又绕过一间屋子后,尹秀来到东边的一处厢房前。
古人往往以西厢为贵,因为那是清晨第一缕阳光照射到的地方,又往往是太阳落山的方向,因此几乎是整日的温暖,明亮。
而相比之下,东厢房则要差一些。
所以尹秀先探访过了西边的屋子,然后才到东边来,刚过了一处矮矮的院墙,他便察觉到了这里的不同。
这里离着别的禅房极远,似乎又远离着阳光,不为人所注目。
灰蒙蒙的窗纸上透着青光,勾勒出里头人的身影。
那里坐着一个干瘦的人影,另一头似乎还有一人,然而烛光只照出他的一只手,叫人看不清他的姿态和身形。
不知怎么的,看到这这一幕的时候,尹秀心里咯噔一下,只觉得自己已找对了地方。
“住持师伯。”
里头传来一个苍老的声音,“我已照你所说的,熏了艾叶放在门口,你可闻到了?”
这声音是那干瘦人影的,原来那是个老和尚。
另一边那只手抬了抬,响起一阵痰在喉咙里震动的声响,久久之后,变成一声叹息,也不知道是回应还是什么。
从这个称呼,尹秀已知道,那只手是属于千佛寺住持,法因和尚的,那个据说活了两百多岁的老人。
干瘦的老和尚继续说话。
“我还在襁褓之中的时候就被师父收养,成了他的关门弟子,称你做师伯。
而那时候你已是一百多岁的高僧了,如今我垂垂老矣,半截身子入土,师伯您还活着,我真怕哪天我比你先走了。”
他干笑两声,又感叹道:“我年轻的时候,我们跟山下的道士辩经,那些牛鼻子老道只会打打杀杀的,又念死书,翻来覆去就是那么两句话,敌不过师伯。
虽然师伯您常说出家人不可与人争斗,然而赢了就是赢了,这是抵赖不得的,所以道士搬走了,本地的民众一心向佛。
如今发国人来了,红头发,棕头发的,他们要在交趾开教堂,十几二十座,还要建学校教人念法文。
我派了弟子去说要和那洋和尚辩经,看看是东土的如来好,还是西域的什么阿爷更厉害,但人家根本听不懂我们说的什么,那洋和尚一口叽里咕噜的话,也听的我们头晕,终究是没办法分出一个高低来。
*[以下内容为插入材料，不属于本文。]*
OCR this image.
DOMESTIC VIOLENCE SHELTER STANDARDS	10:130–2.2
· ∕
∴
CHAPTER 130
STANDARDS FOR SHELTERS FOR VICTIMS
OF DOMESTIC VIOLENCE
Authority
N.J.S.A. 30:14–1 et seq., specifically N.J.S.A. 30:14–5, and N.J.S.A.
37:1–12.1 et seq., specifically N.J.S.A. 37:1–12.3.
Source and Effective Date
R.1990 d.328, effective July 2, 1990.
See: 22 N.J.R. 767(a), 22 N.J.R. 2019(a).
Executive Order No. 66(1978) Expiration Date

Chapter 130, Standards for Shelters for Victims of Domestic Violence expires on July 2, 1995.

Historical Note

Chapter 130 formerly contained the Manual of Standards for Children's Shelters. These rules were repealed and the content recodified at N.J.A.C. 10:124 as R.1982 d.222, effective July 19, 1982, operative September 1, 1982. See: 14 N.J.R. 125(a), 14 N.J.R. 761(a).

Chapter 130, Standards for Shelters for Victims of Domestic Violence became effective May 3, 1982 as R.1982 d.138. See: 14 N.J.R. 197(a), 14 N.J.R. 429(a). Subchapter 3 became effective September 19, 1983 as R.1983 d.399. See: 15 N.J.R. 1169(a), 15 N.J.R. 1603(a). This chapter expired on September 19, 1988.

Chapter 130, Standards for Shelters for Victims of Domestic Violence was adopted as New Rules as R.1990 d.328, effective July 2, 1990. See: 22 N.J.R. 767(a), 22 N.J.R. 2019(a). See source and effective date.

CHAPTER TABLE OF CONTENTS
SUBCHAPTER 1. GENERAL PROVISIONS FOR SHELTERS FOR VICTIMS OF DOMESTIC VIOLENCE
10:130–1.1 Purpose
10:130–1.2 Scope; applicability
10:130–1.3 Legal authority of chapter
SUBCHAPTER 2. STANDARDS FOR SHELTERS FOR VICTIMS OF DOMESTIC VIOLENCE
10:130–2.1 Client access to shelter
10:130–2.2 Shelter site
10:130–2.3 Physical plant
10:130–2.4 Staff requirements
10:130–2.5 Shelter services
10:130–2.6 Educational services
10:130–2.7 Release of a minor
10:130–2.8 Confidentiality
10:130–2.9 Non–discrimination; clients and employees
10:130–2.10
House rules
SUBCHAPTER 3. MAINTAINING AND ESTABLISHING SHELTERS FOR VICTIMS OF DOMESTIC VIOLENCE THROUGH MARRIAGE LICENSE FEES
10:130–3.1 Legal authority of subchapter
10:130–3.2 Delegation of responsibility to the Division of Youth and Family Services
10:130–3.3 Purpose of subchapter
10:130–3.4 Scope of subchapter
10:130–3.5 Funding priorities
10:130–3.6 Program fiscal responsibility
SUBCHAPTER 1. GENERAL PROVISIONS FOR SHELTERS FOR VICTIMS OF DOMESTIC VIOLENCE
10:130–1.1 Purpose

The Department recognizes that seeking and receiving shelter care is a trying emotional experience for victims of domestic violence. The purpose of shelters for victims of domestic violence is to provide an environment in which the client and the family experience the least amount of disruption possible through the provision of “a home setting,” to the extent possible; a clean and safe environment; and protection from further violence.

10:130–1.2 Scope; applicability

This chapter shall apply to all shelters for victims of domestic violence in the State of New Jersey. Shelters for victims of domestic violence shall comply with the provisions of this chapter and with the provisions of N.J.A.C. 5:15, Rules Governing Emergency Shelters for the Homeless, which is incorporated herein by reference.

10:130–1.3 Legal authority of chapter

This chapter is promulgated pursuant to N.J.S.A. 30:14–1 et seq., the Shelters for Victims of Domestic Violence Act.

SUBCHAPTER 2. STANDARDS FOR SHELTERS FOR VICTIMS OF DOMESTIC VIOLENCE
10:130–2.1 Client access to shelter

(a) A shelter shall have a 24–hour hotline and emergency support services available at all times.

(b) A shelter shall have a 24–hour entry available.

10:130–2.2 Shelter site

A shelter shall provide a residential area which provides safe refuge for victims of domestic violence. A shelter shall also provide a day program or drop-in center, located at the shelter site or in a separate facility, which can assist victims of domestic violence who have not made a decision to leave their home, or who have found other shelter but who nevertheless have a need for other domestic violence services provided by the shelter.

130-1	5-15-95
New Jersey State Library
”
屋子里头又传出咕噜咕噜的声响,似乎是法因在笑。
尹秀从袖子里放出血蝶,从窗户纸的缝隙飞过去。
刚从窗纸边飞过,血蝶啪的一下撞在一道细密的铁网上,化作一摊血色。
干瘦老和尚回过头来,只当是有飞蛾撞在了防虫网上,不以为意。
然而尹秀知道,那不是简单的什么防虫网,上面还有法力。
因此他接下来便不再轻举妄动,只是在窗底下,隐匿于黑暗之中,继续听着屋里的动静。
“我知道师伯你是笑我傻的,大家念的经不同,讲的话也是风马牛不相及,还辩什么经啊?
可我就是不服气,交趾的官府随便一批就是几十块地出去了,到处都要起教堂,建学校。
难不成以后我们也得跟着念洋经了?这岂不是荒天下之大谬?
我跟师伯你是一样的,想着弘扬佛门,想着佛光普照,可我没师伯你这样的修为,也不像你那样叫人尊敬,活了一大把岁数,到现在除了寺里,外边也没几个人知道我是谁的。
我是不想着修成正果,修出金身舍利子了,但我想帮着师伯您,将千佛寺保住,将佛法弘扬光大。”